O governo federal está em estado de alerta diante do avanço do que considera “pautas-bomba” no Senado Federal, projetos com impacto fiscal bilionário que têm avançado na Casa enquanto a PEC (Proposta de Emenda à Constituição) do fim da escala 6×1 segue paralisada.
Entre as matérias aprovadas recentemente estão a renegociação de dívidas rurais, o aumento do piso salarial de médicos e dentistas e a aposentadoria especial para agentes de saúde e de combate às endemias, que o Executivo considera como pautas-bomba.
Segundo a analista de Política da CNN Isabel Mega, o governo dispõe de algumas estratégias para tentar frear esse avanço, incluindo a possibilidade de veto presidencial e a judicialização junto ao STF (Supremo Tribunal Federal).
No entanto, antes de recorrer a esses mecanismos, ainda há espaço para agir dentro da própria tramitação legislativa no Congresso Nacional.
As pautas aprovadas e seus impactos fiscais
Três principais projetos estão sendo classificados pelo governo como “pautas-bomba”. O primeiro deles é o PL de renegociação de dívidas rurais, que cria uma linha especial para produtores afetados por eventos climáticos e dificuldades econômicas.
Como o texto sofreu alterações no Senado, ele precisará retornar à Câmara dos Deputados antes de seguir para sanção. A equipe econômica estima um impacto de até R$ 140 bilhões para o Tesouro Nacional.
O segundo projeto trata do aumento do piso salarial de médicos e dentistas, aprovado na Comissão de Assuntos Sociais do Senado. O valor passou de R$ 3.636 para R$ 13.662 para uma jornada de 20 horas semanais. A proposta segue para a Câmara dos Deputados caso não haja recurso apresentado no plenário do Senado.
Já o terceiro projeto é uma PEC que reduz a idade mínima de aposentadoria para agentes de saúde, aprovada na CCJ (Comissão de Constituição e Justiça): 57 anos para mulheres e 60 anos para homens, com 25 anos de contribuição. O impacto estimado pelo Ministério da Previdência é de cerca de R$ 99 bilhões para a União, estados e municípios.
Estratégia do governo para travar a pauta
Isabel Mega explicou que a principal ferramenta utilizada pelo governo neste momento é o travamento da pauta da Câmara dos Deputados. Após o envio de um projeto de lei sobre a jornada de trabalho — tema que já havia avançado via PEC —, o governo se vale do prazo regimental de 45 dias para manter esse PL trancando a pauta da Casa.
“O governo tem esse trunfo para conseguir frear esse avanço dessa pauta”, afirmou Isabel Mega.
A analista ressaltou, no entanto, que essa estratégia tem um efeito colateral: o travamento impede também o avanço de matérias prioritárias para o próprio Poder Executivo, como um projeto de lei sobre combustíveis que a equipe econômica gostaria de ver aprovado antes do recesso parlamentar de julho.
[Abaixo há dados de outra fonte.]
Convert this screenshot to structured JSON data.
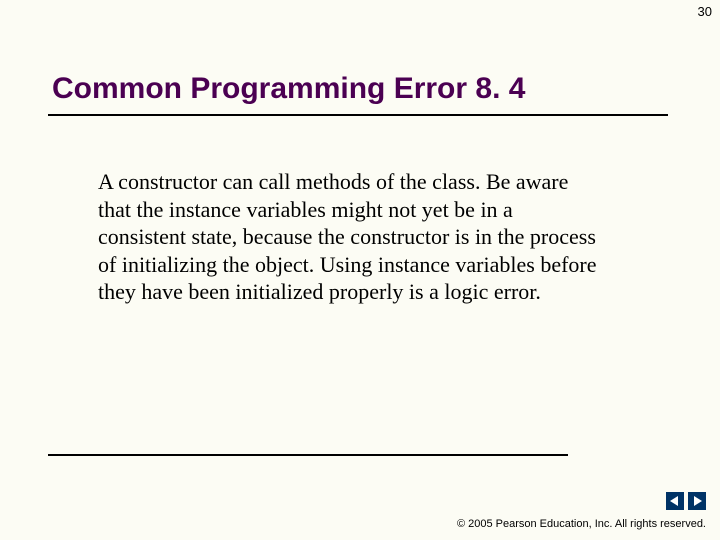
{
  "page_number": "30",
  "title": "Common Programming Error 8. 4",
  "body": "A constructor can call methods of the class. Be aware that the instance variables might not yet be in a consistent state, because the constructor is in the process of initializing the object. Using instance variables before they have been initialized properly is a logic error.",
  "copyright": "© 2005 Pearson Education, Inc. All rights reserved.",
  "colors": {
    "title": "#4b0052",
    "background": "#fcfcf4",
    "nav_button": "#003366"
  }
}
Além disso, a bancada do agro questiona as estimativas de impacto fiscal do governo, lembrando que o cálculo para o projeto da dívida rural caiu de R$ 800 milhões para R$ 140 bilhões — o que, segundo Isabel Mega, “chamou a atenção da bancada do agro”, uma força política expressiva no Congresso Nacional.
PEC da escala 6×1 segue sem calendário definido
Paralelamente, a PEC do fim da escala 6×1 permanece travada no Senado. O presidente da Casa, Davi Alcolumbre (União-AP) ainda não definiu um cronograma para a matéria, não a encaminhou à Comissão de Constituição e Justiça e condiciona o avanço do texto à escolha de um relator considerado moderado e de centro.
Uma reunião entre Alcolumbre e o ministro das Relações Institucionais, José Guimarães, que faz a articulação entre o governo e o Congresso, ocorreu nesta semana sem que houvesse definição de calendário ou divulgação dos resultados do encontro.
Os governistas no Senado tentam destravar a PEC antes do recesso parlamentar previsto para 18 de julho, enquanto a oposição pressiona empresários para retardar a tramitação.
A CNA (Confederação da Agricultura e Pecuária do Brasil), CNC (Confederação Nacional do Comércio), CNI (Confederação Nacional da Indústria), CNT (Confederação Nacional do Transporte) e a Fiesp (Federação das Indústrias do Estado de São Paulo) apoiam uma PEC alternativa protocolada pela oposição na CCJ, que permitiria definir a jornada por acordo individual ou negociação coletiva.
O presidente da Comissão de Constituição e Justiça (CCJ) do Senado, Otto Alencar (PSD-BA), no entanto, já declarou que a prioridade deve ser a PEC originária da Câmara dos Deputados.